BIMB Holdings (“BIMB”) held an analyst briefing yesterday chaired
by its Group Managing Director / CEO, En Johan Abdullah. We came back with the
view that the group is likely to see a good earnings growth in 2H12 with risk
biased to the upside as the group had reduced its stake in Syarikat Takaful Malaysia
(“STM”) by 3.12% to 62.1% over the last two months. Its upcoming earnings growth will be even
stronger as compared to 1H12. The strategic decision in capitalising on the
upward trend in Takaful Malaysia’s share price performance will benefit BIMB’s
profitability and valuation. The current share price of RM3.09 works out to an
undemanding entry price of just 1.36x BV into its 51%-owned Bank Islam. As such, we believe BIMB is still deeply
undervalued and we do not discount the possibility of some corporate actions by
the management to unlock its value. BIMB continues to be our dark horse pick in
the banking sector.
Unlocking its value
through STM divestment. The group is
starting to divest its stake in STM to capitalise on the strong share price performance
of the latter while still maintaining a majority control (51% equity
stake). As at 7 September 2012, the
group has divested a 3.12% equity interest in STM or 5.08m shares, at proceeds
which could be as much as RM30m. STM has tripled its market capitalisation to
RM1.0b from RM326m in Dec 2011, and is currently trading at a forward consensus
PER of 12.9x FY13 earnings and at 1.6x P/BV.
Patience will
Pay-off. According to its MD, Encik
Johan, the group will continue to explore various strategies to enhance
stakeholders value, including the possibility of its 51% owned Bank Islam
assuming BIMB’s listing status. As such,
we do not discount the possibility of potential corporate actions by management
ahead to unlock the value of the group.
In addition, Bank Islam’s management is expecting to achieve
a higher financing growth target of 25% YoY by end-FY12 with a better Financing-to-Deposit
ratio of 60%. Its higher than the
industry’s 13% financing growth will mainly be contributed by ETP-related
projects. As such, we still expect Bank
Islam to deliver a faster balance sheet growth and achieve a better asset
quality similar to its peers in 2-3 years time.

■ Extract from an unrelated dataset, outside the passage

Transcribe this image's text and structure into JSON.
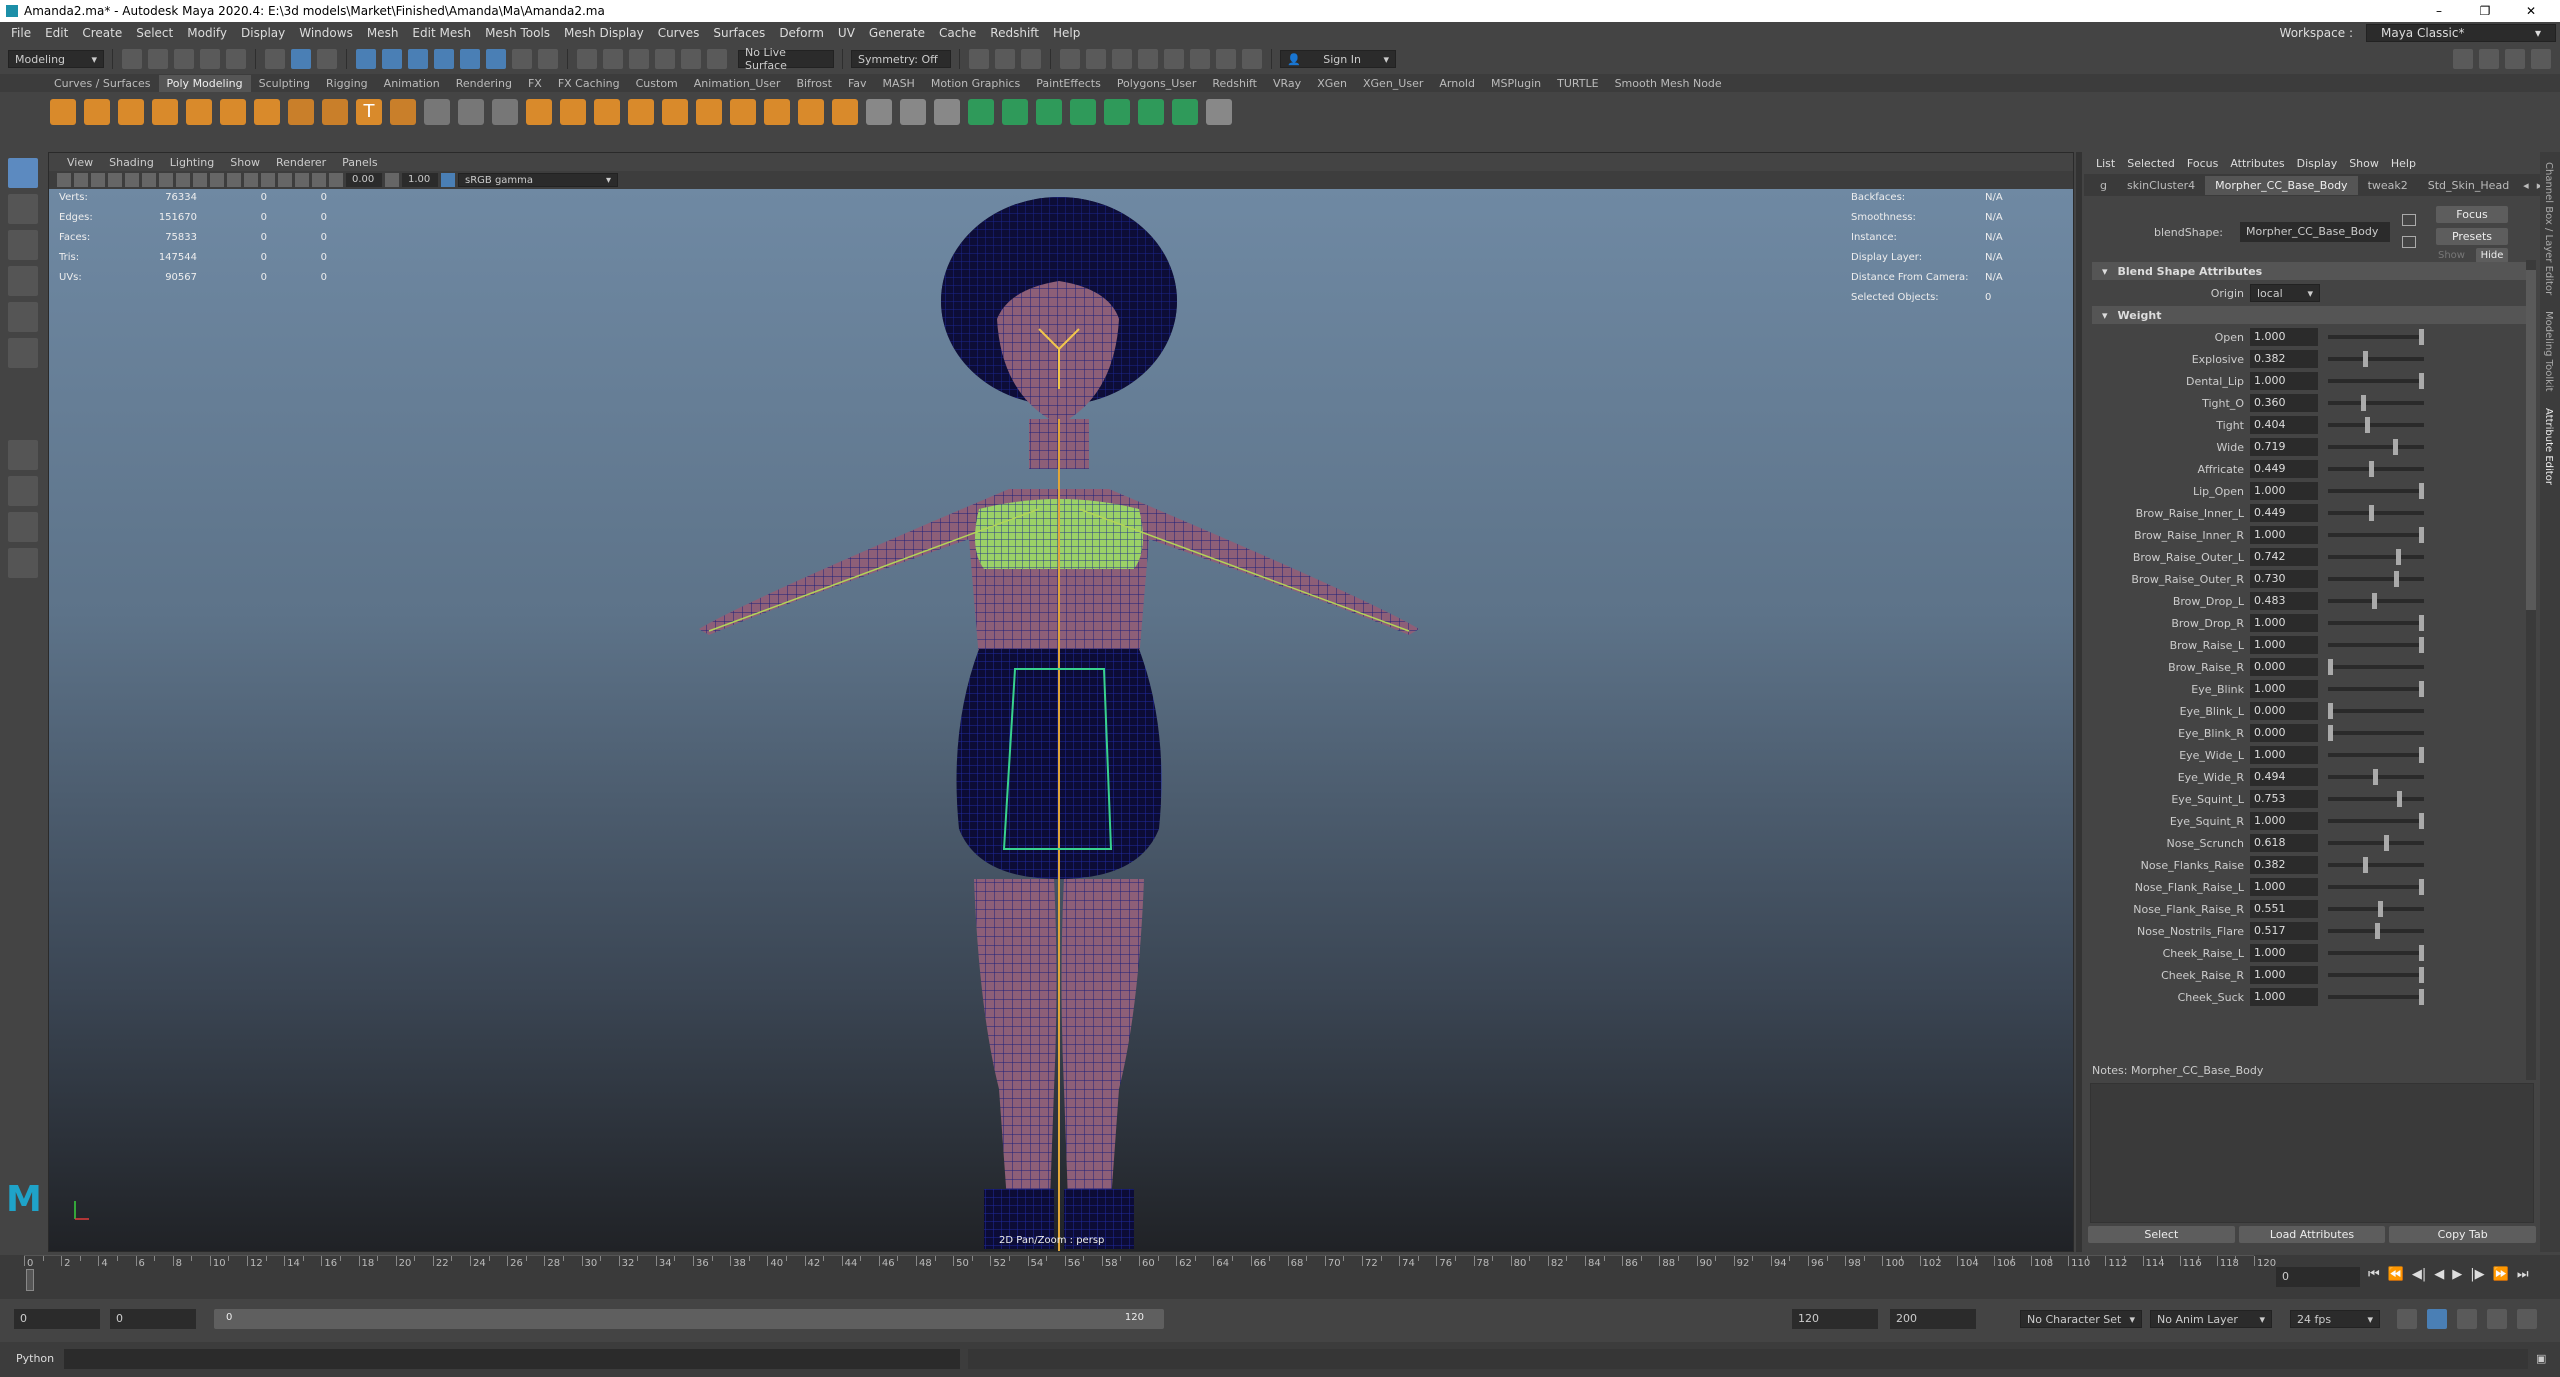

Bank Islam is also aiming to add 9 new branches, including 4 new consumer
banking centres, by end-2012 for a total of 134 branches.
Going forward,
its unique positioning in the Islamic banking and Takaful areas should also
enable BIMB to deliver a faster balance sheet growth than other commercial
banks as it captures the growth opportunities arising from Malaysia's ongoing
development of Islamic banking. A strong deposit funding and ample room to
leverage up its lending activities in Islamic loans also support a NIM expansion
for the bank, which has a Financing-to-Deposit ratio of only 56%.
We are maintaining
our target price at RM3.60 based on a targeted multiple of 1.7x its FY13 BV
per share of RM2.10. We believe that any potential corporate actions mentioned above
could act as a rerating catalyst for the group. On the operating side, we
believe its 12% ROE target is highly achievable despite the current gloomy environment.
We also like the stock as its may achieve an asset quality similar to its peers
in 2-3 years time on better management of its assets. A progressive reduction
in credit costs may also boost its profitability.